We have to deal with these problems somehow. Problem 1 cannot be avoided, you just have to be careful - but we can be careful as we control the implementation. Problem 2 can be dealt with just like other libraries do, especially the process library - by blocking user signals right before cloning and restoring them afterwards. It would work, but since we spawn new jobs very often, we will have to call {block,unblock}UserSignals very frequently - and it does not prevent the _default_ signal handlers from running. It’s a better idea to rely on modern kernel features and we can do that because luckily we know that this code will run only on modern kernels. This modern approach is to use the CLONE_CLEAR_SIGHAND flag (available since 5.15) when calling clone(). This resets all the signal handlers for the child, which solves (2) without any fuss.

There is one more reason why it is important to start with a fresh set of signal handlers. When the first process joins a PID namespace, it becomes the init process for that namespace, with all the usual rules governing init processes. One is that:

The only signals that can be sent to process ID 1, the init process, are those for which init has explicitly installed signal handlers. This is done to assure the system is not brought down accidentally.

Therefore, we definitely do not want to inherit signal handlers from the parent process as we do not want to take down the namespace unless we specifically want to.

Alas, CLONE_CLEAR_SIGHAND is beyond the scope of the old clone() (and _glibc wrapper_). It is not recognized as a valid constant, and we must use the new clone3() call to be able to use it. As mentioned before, there is no _glibc-wrapper_ for clone3() to ease the burden of calling it properly, so it must be called via:

long syscall(long number, ...);

This means that we’re going back to a very old UNIX technique called _fork-exec_ (we cannot rely on _glibc_ function pointer goodies, as we don’t want to code in assembly to set it up properly).
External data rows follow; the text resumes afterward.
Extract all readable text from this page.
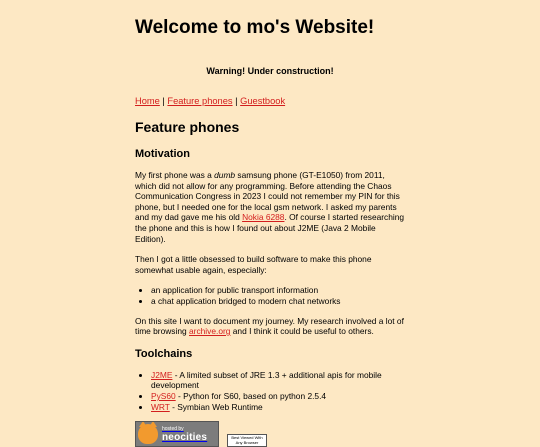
Welcome to mo's Website!
Warning! Under construction!
Home | Feature phones | Guestbook
Feature phones
Motivation

My first phone was a dumb samsung phone (GT-E1050) from 2011, which did not allow for any programming. Before attending the Chaos Communication Congress in 2023 I could not remember my PIN for this phone, but I needed one for the local gsm network. I asked my parents and my dad gave me his old Nokia 6288. Of course I started researching the phone and this is how I found out about J2ME (Java 2 Mobile Edition).

Then I got a little obsessed to build software to make this phone somewhat usable again, especially:

• an application for public transport information
• a chat application bridged to modern chat networks

On this site I want to document my journey. My research involved a lot of time browsing archive.org and I think it could be useful to others.

Toolchains
• J2ME - A limited subset of JRE 1.3 + additional apis for mobile development
• PyS60 - Python for S60, based on python 2.5.4
• WRT - Symbian Web Runtime
hosted by
neocities	Best Viewed With
Any Browser
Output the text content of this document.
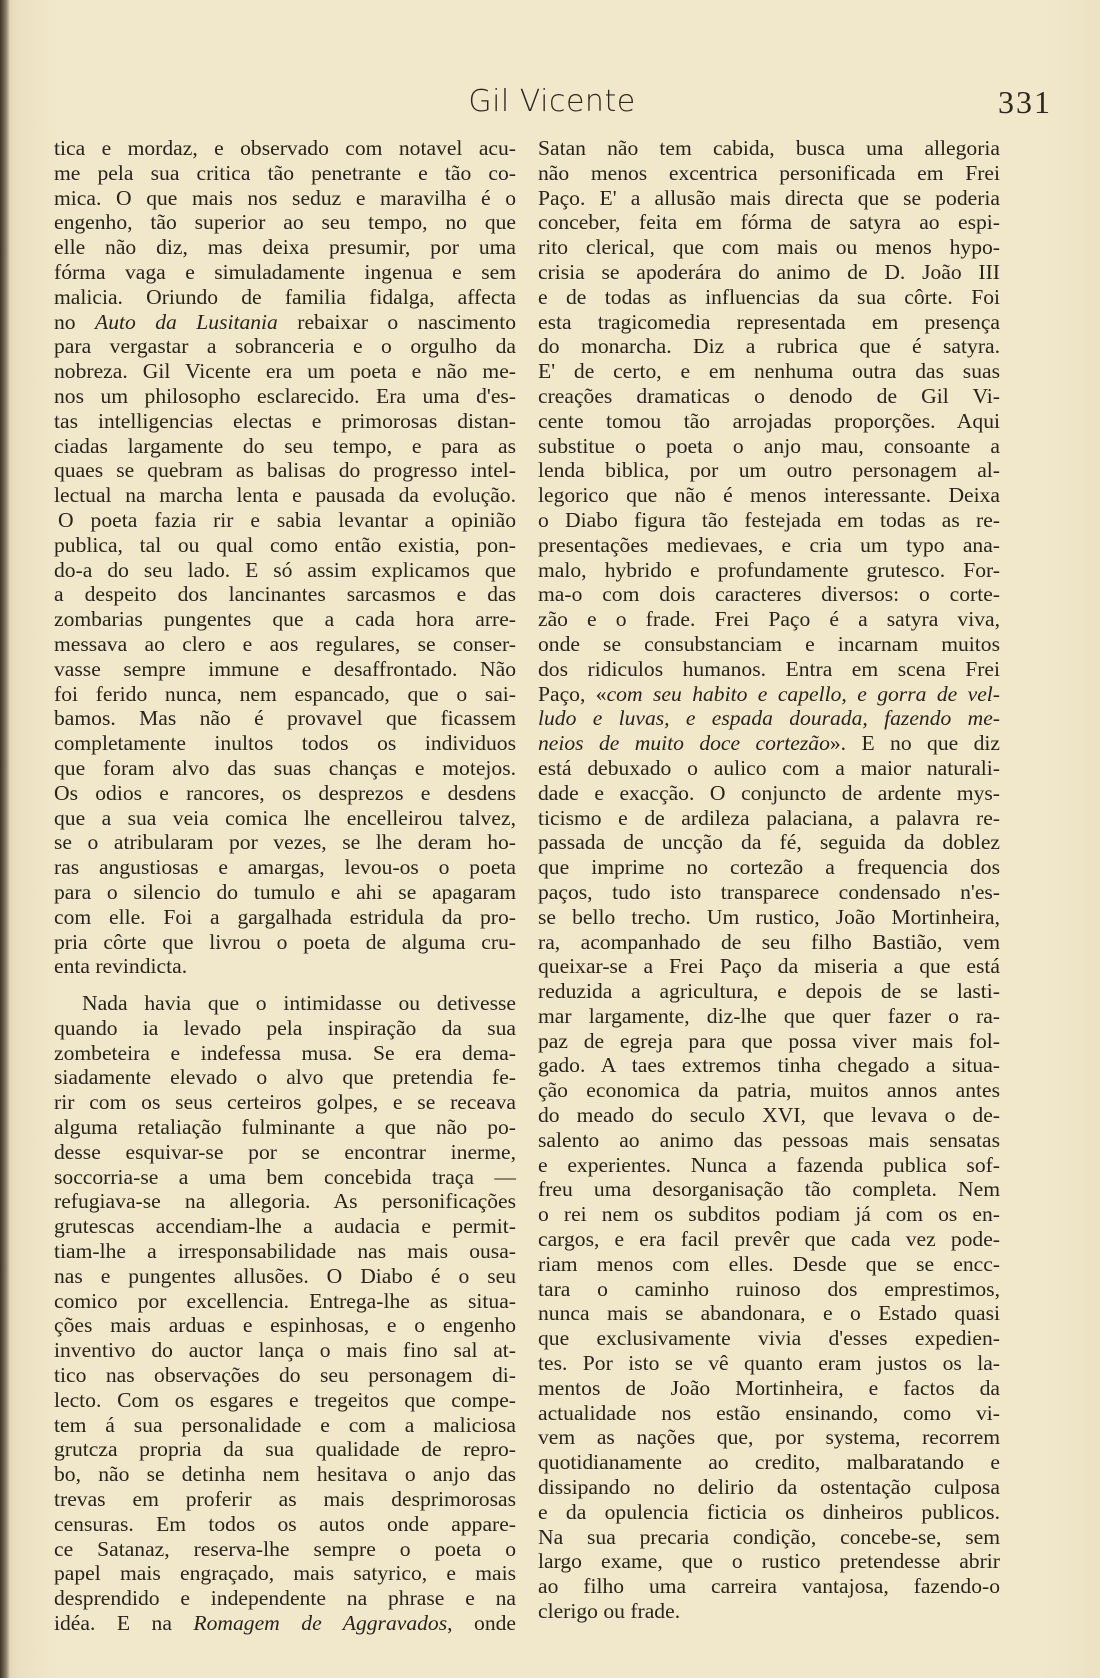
Gil Vicente	331
tica e mordaz, e observado com notavel acu-
me pela sua critica tão penetrante e tão co-
mica. O que mais nos seduz e maravilha é o
engenho, tão superior ao seu tempo, no que
elle não diz, mas deixa presumir, por uma
fórma vaga e simuladamente ingenua e sem
malicia. Oriundo de familia fidalga, affecta
no Auto da Lusitania rebaixar o nascimento
para vergastar a sobranceria e o orgulho da
nobreza. Gil Vicente era um poeta e não me-
nos um philosopho esclarecido. Era uma d'es-
tas intelligencias electas e primorosas distan-
ciadas largamente do seu tempo, e para as
quaes se quebram as balisas do progresso intel-
lectual na marcha lenta e pausada da evolução.
O poeta fazia rir e sabia levantar a opinião
publica, tal ou qual como então existia, pon-
do-a do seu lado. E só assim explicamos que
a despeito dos lancinantes sarcasmos e das
zombarias pungentes que a cada hora arre-
messava ao clero e aos regulares, se conser-
vasse sempre immune e desaffrontado. Não
foi ferido nunca, nem espancado, que o sai-
bamos. Mas não é provavel que ficassem
completamente inultos todos os individuos
que foram alvo das suas chanças e motejos.
Os odios e rancores, os desprezos e desdens
que a sua veia comica lhe encelleirou talvez,
se o atribularam por vezes, se lhe deram ho-
ras angustiosas e amargas, levou-os o poeta
para o silencio do tumulo e ahi se apagaram
com elle. Foi a gargalhada estridula da pro-
pria côrte que livrou o poeta de alguma cru-
enta revindicta.
Nada havia que o intimidasse ou detivesse
quando ia levado pela inspiração da sua
zombeteira e indefessa musa. Se era dema-
siadamente elevado o alvo que pretendia fe-
rir com os seus certeiros golpes, e se receava
alguma retaliação fulminante a que não po-
desse esquivar-se por se encontrar inerme,
soccorria-se a uma bem concebida traça —
refugiava-se na allegoria. As personificações
grutescas accendiam-lhe a audacia e permit-
tiam-lhe a irresponsabilidade nas mais ousa-
nas e pungentes allusões. O Diabo é o seu
comico por excellencia. Entrega-lhe as situa-
ções mais arduas e espinhosas, e o engenho
inventivo do auctor lança o mais fino sal at-
tico nas observações do seu personagem di-
lecto. Com os esgares e tregeitos que compe-
tem á sua personalidade e com a maliciosa
grutcza propria da sua qualidade de repro-
bo, não se detinha nem hesitava o anjo das
trevas em proferir as mais desprimorosas
censuras. Em todos os autos onde appare-
ce Satanaz, reserva-lhe sempre o poeta o
papel mais engraçado, mais satyrico, e mais
desprendido e independente na phrase e na
idéa. E na Romagem de Aggravados, onde
Satan não tem cabida, busca uma allegoria
não menos excentrica personificada em Frei
Paço. E' a allusão mais directa que se poderia
conceber, feita em fórma de satyra ao espi-
rito clerical, que com mais ou menos hypo-
crisia se apoderára do animo de D. João III
e de todas as influencias da sua côrte. Foi
esta tragicomedia representada em presença
do monarcha. Diz a rubrica que é satyra.
E' de certo, e em nenhuma outra das suas
creações dramaticas o denodo de Gil Vi-
cente tomou tão arrojadas proporções. Aqui
substitue o poeta o anjo mau, consoante a
lenda biblica, por um outro personagem al-
legorico que não é menos interessante. Deixa
o Diabo figura tão festejada em todas as re-
presentações medievaes, e cria um typo ana-
malo, hybrido e profundamente grutesco. For-
ma-o com dois caracteres diversos: o corte-
zão e o frade. Frei Paço é a satyra viva,
onde se consubstanciam e incarnam muitos
dos ridiculos humanos. Entra em scena Frei
Paço, «com seu habito e capello, e gorra de vel-
ludo e luvas, e espada dourada, fazendo me-
neios de muito doce cortezão». E no que diz
está debuxado o aulico com a maior naturali-
dade e exacção. O conjuncto de ardente mys-
ticismo e de ardileza palaciana, a palavra re-
passada de uncção da fé, seguida da doblez
que imprime no cortezão a frequencia dos
paços, tudo isto transparece condensado n'es-
se bello trecho. Um rustico, João Mortinheira,
ra, acompanhado de seu filho Bastião, vem
queixar-se a Frei Paço da miseria a que está
reduzida a agricultura, e depois de se lasti-
mar largamente, diz-lhe que quer fazer o ra-
paz de egreja para que possa viver mais fol-
gado. A taes extremos tinha chegado a situa-
ção economica da patria, muitos annos antes
do meado do seculo XVI, que levava o de-
salento ao animo das pessoas mais sensatas
e experientes. Nunca a fazenda publica sof-
freu uma desorganisação tão completa. Nem
o rei nem os subditos podiam já com os en-
cargos, e era facil prevêr que cada vez pode-
riam menos com elles. Desde que se encc-
tara o caminho ruinoso dos emprestimos,
nunca mais se abandonara, e o Estado quasi
que exclusivamente vivia d'esses expedien-
tes. Por isto se vê quanto eram justos os la-
mentos de João Mortinheira, e factos da
actualidade nos estão ensinando, como vi-
vem as nações que, por systema, recorrem
quotidianamente ao credito, malbaratando e
dissipando no delirio da ostentação culposa
e da opulencia ficticia os dinheiros publicos.
Na sua precaria condição, concebe-se, sem
largo exame, que o rustico pretendesse abrir
ao filho uma carreira vantajosa, fazendo-o
clerigo ou frade.
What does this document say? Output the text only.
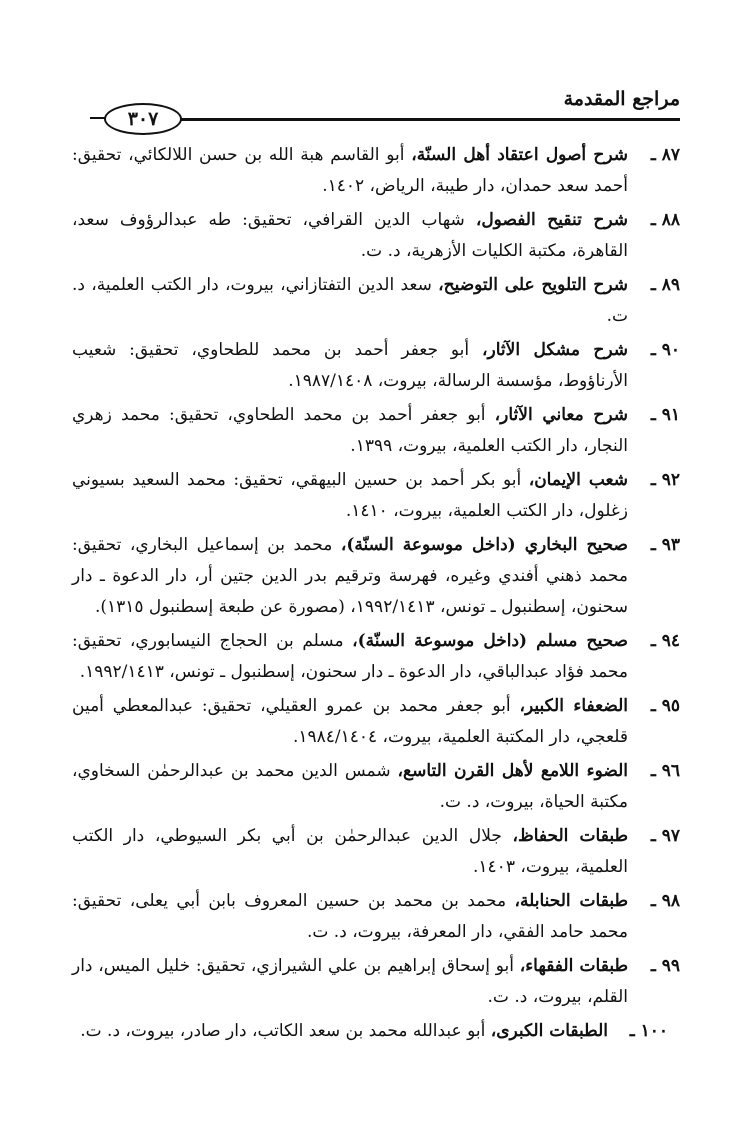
مراجع المقدمة
٣٠٧
٨٧ ـ
شرح أصول اعتقاد أهل السنّة، أبو القاسم هبة الله بن حسن اللالكائي، تحقيق: أحمد سعد حمدان، دار طيبة، الرياض، ١٤٠٢.
٨٨ ـ
شرح تنقيح الفصول، شهاب الدين القرافي، تحقيق: طه عبدالرؤوف سعد، القاهرة، مكتبة الكليات الأزهرية، د. ت.
٨٩ ـ
شرح التلويح على التوضيح، سعد الدين التفتازاني، بيروت، دار الكتب العلمية، د. ت.
٩٠ ـ
شرح مشكل الآثار، أبو جعفر أحمد بن محمد للطحاوي، تحقيق: شعيب الأرناؤوط، مؤسسة الرسالة، بيروت، ١٩٨٧/١٤٠٨.
٩١ ـ
شرح معاني الآثار، أبو جعفر أحمد بن محمد الطحاوي، تحقيق: محمد زهري النجار، دار الكتب العلمية، بيروت، ١٣٩٩.
٩٢ ـ
شعب الإيمان، أبو بكر أحمد بن حسين البيهقي، تحقيق: محمد السعيد بسيوني زغلول، دار الكتب العلمية، بيروت، ١٤١٠.
٩٣ ـ
صحيح البخاري (داخل موسوعة السنّة)، محمد بن إسماعيل البخاري، تحقيق: محمد ذهني أفندي وغيره، فهرسة وترقيم بدر الدين جتين أر، دار الدعوة ـ دار سحنون، إسطنبول ـ تونس، ١٩٩٢/١٤١٣، (مصورة عن طبعة إسطنبول ١٣١٥).
٩٤ ـ
صحيح مسلم (داخل موسوعة السنّة)، مسلم بن الحجاج النيسابوري، تحقيق: محمد فؤاد عبدالباقي، دار الدعوة ـ دار سحنون، إسطنبول ـ تونس، ١٩٩٢/١٤١٣.
٩٥ ـ
الضعفاء الكبير، أبو جعفر محمد بن عمرو العقيلي، تحقيق: عبدالمعطي أمين قلعجي، دار المكتبة العلمية، بيروت، ١٩٨٤/١٤٠٤.
٩٦ ـ
الضوء اللامع لأهل القرن التاسع، شمس الدين محمد بن عبدالرحمٰن السخاوي، مكتبة الحياة، بيروت، د. ت.
٩٧ ـ
طبقات الحفاظ، جلال الدين عبدالرحمٰن بن أبي بكر السيوطي، دار الكتب العلمية، بيروت، ١٤٠٣.
٩٨ ـ
طبقات الحنابلة، محمد بن محمد بن حسين المعروف بابن أبي يعلى، تحقيق: محمد حامد الفقي، دار المعرفة، بيروت، د. ت.
٩٩ ـ
طبقات الفقهاء، أبو إسحاق إبراهيم بن علي الشيرازي، تحقيق: خليل الميس، دار القلم، بيروت، د. ت.
١٠٠ ـ
الطبقات الكبرى، أبو عبدالله محمد بن سعد الكاتب، دار صادر، بيروت، د. ت.
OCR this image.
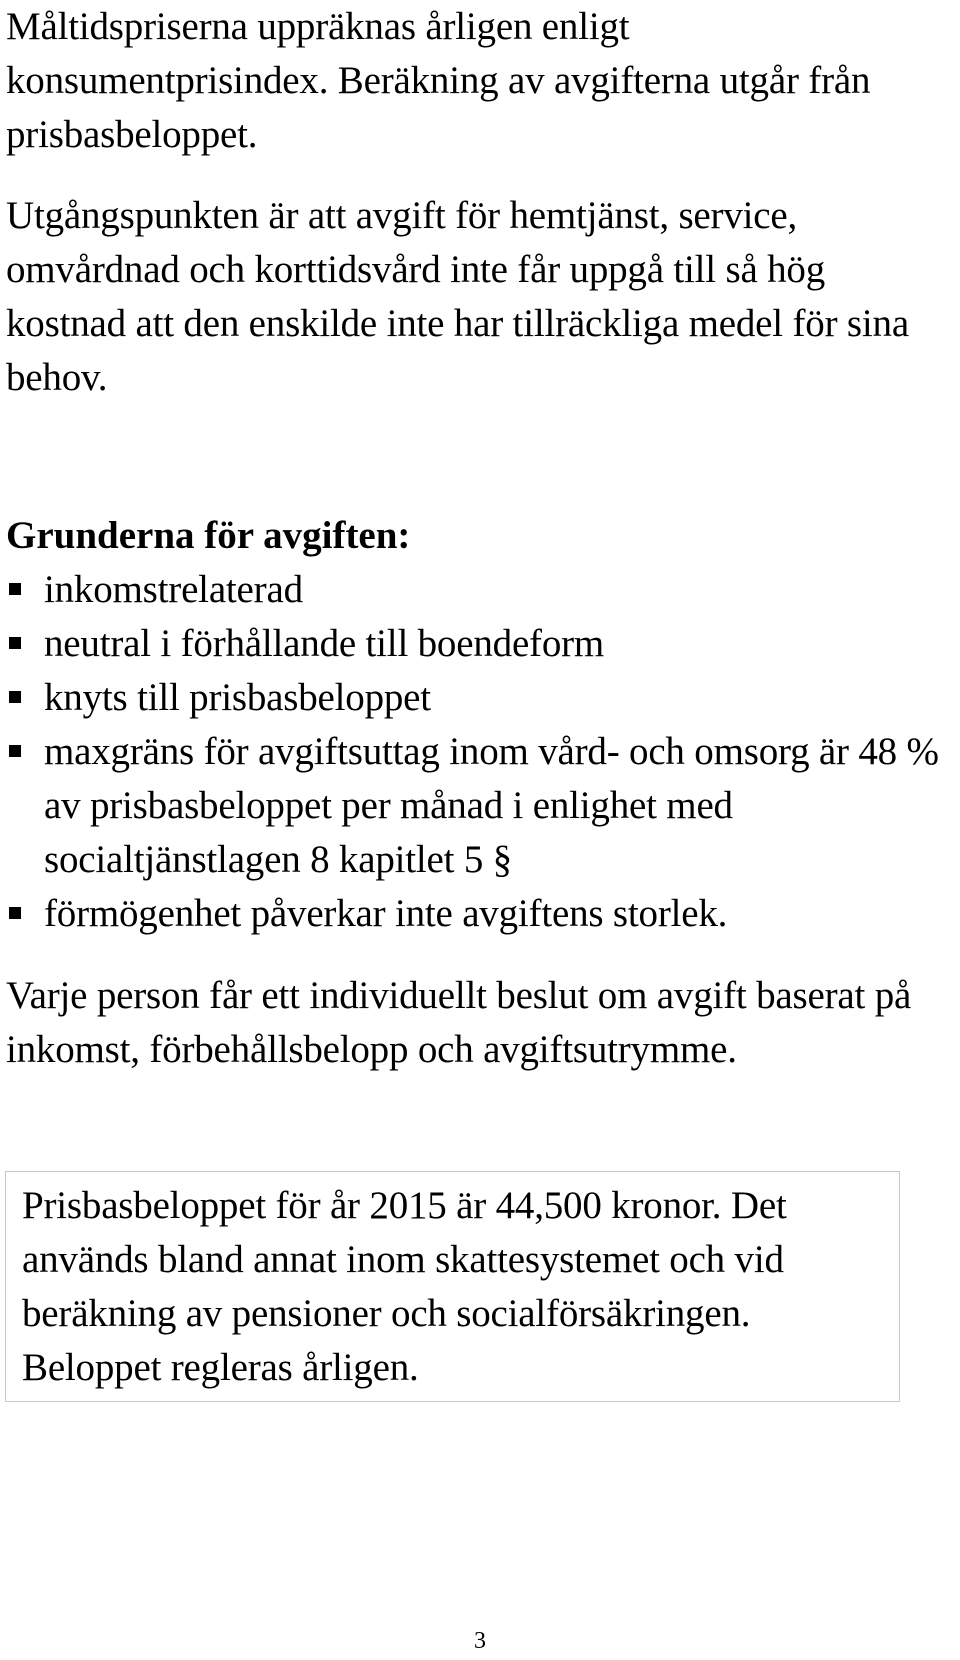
Måltidspriserna uppräknas årligen enligt konsumentprisindex. Beräkning av avgifterna utgår från prisbasbeloppet.

Utgångspunkten är att avgift för hemtjänst, service, omvårdnad och korttidsvård inte får uppgå till så hög kostnad att den enskilde inte har tillräckliga medel för sina behov.

Grunderna för avgiften:

inkomstrelaterad
neutral i förhållande till boendeform
knyts till prisbasbeloppet
maxgräns för avgiftsuttag inom vård- och omsorg är 48 % av prisbasbeloppet per månad i enlighet med socialtjänstlagen 8 kapitlet 5 §
förmögenhet påverkar inte avgiftens storlek.

Varje person får ett individuellt beslut om avgift baserat på inkomst, förbehållsbelopp och avgiftsutrymme.

Prisbasbeloppet för år 2015 är 44,500 kronor. Det används bland annat inom skattesystemet och vid beräkning av pensioner och socialförsäkringen. Beloppet regleras årligen.

3
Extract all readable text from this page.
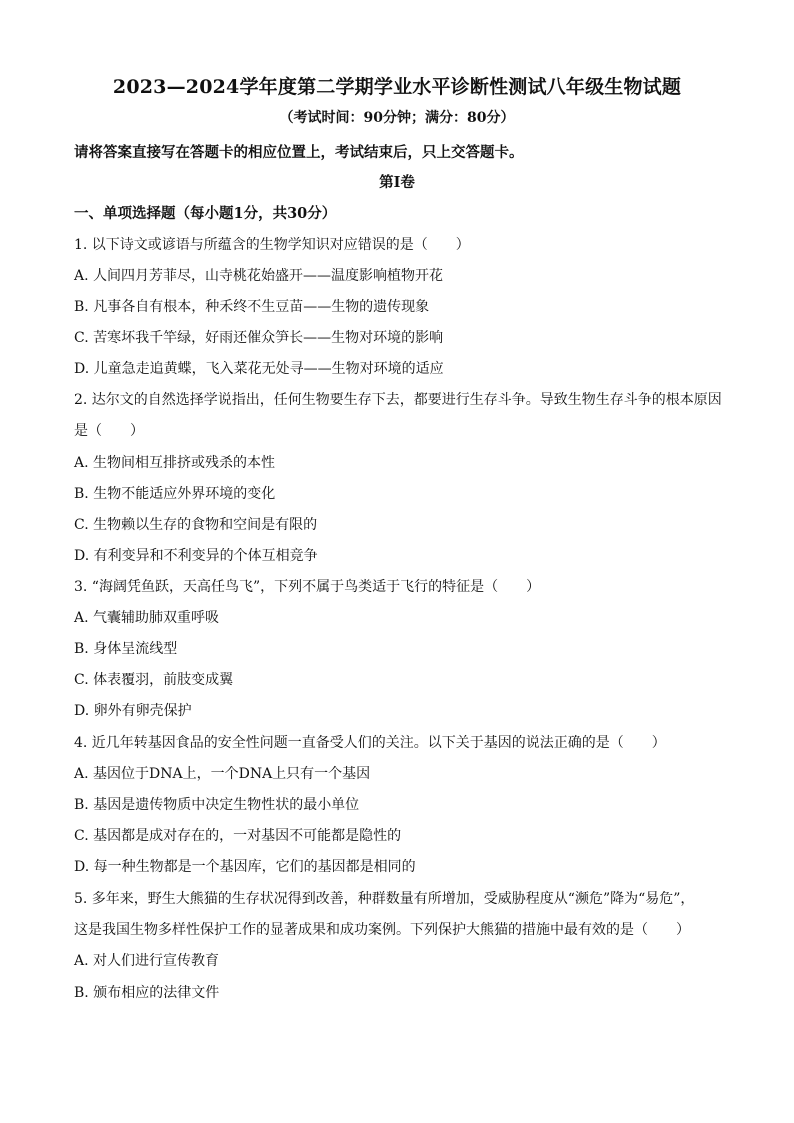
2023—2024学年度第二学期学业水平诊断性测试八年级生物试题
（考试时间：90分钟；满分：80分）
请将答案直接写在答题卡的相应位置上，考试结束后，只上交答题卡。
第Ⅰ卷
一、单项选择题（每小题1分，共30分）
1. 以下诗文或谚语与所蕴含的生物学知识对应错误的是（　　）
A. 人间四月芳菲尽，山寺桃花始盛开——温度影响植物开花
B. 凡事各自有根本，种禾终不生豆苗——生物的遗传现象
C. 苦寒坏我千竿绿，好雨还催众笋长——生物对环境的影响
D. 儿童急走追黄蝶，飞入菜花无处寻——生物对环境的适应
2. 达尔文的自然选择学说指出，任何生物要生存下去，都要进行生存斗争。导致生物生存斗争的根本原因
是（　　）
A. 生物间相互排挤或残杀的本性
B. 生物不能适应外界环境的变化
C. 生物赖以生存的食物和空间是有限的
D. 有利变异和不利变异的个体互相竞争
3. “海阔凭鱼跃，天高任鸟飞”，下列不属于鸟类适于飞行的特征是（　　）
A. 气囊辅助肺双重呼吸
B. 身体呈流线型
C. 体表覆羽，前肢变成翼
D. 卵外有卵壳保护
4. 近几年转基因食品的安全性问题一直备受人们的关注。以下关于基因的说法正确的是（　　）
A. 基因位于DNA上，一个DNA上只有一个基因
B. 基因是遗传物质中决定生物性状的最小单位
C. 基因都是成对存在的，一对基因不可能都是隐性的
D. 每一种生物都是一个基因库，它们的基因都是相同的
5. 多年来，野生大熊猫的生存状况得到改善，种群数量有所增加，受威胁程度从“濒危”降为“易危”，
这是我国生物多样性保护工作的显著成果和成功案例。下列保护大熊猫的措施中最有效的是（　　）
A. 对人们进行宣传教育
B. 颁布相应的法律文件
It will look like this:

child_pid = syscall(SYS_clone3, &cl_args, sizeof(cl_args));

switch (child_pid)
{
case -1:
  goto bad_clone;
case 0:
  _exit(run_init(&child_args));
default: /* cleanup */

  return child_pid;
}

But there are some pitfalls we must avoid. First, passing arguments works as long as you don’t remap the stack. If the stack is not remapped, i.e. its virtual address has not been changed after clone(), its memory contents will be the same as in the parent, so all the assumptions made by the compiler for addressing variables on the stack, such as their relative positions in relation to the stack frame or the stack pointer value, will remain intact. Second, the run_init() part has to be careful not to call any _glibc_ function that could mess with the inherited state. The diagram helps to explain it better.

Clone
(The parts marked with skulls are tainted, we have to be careful)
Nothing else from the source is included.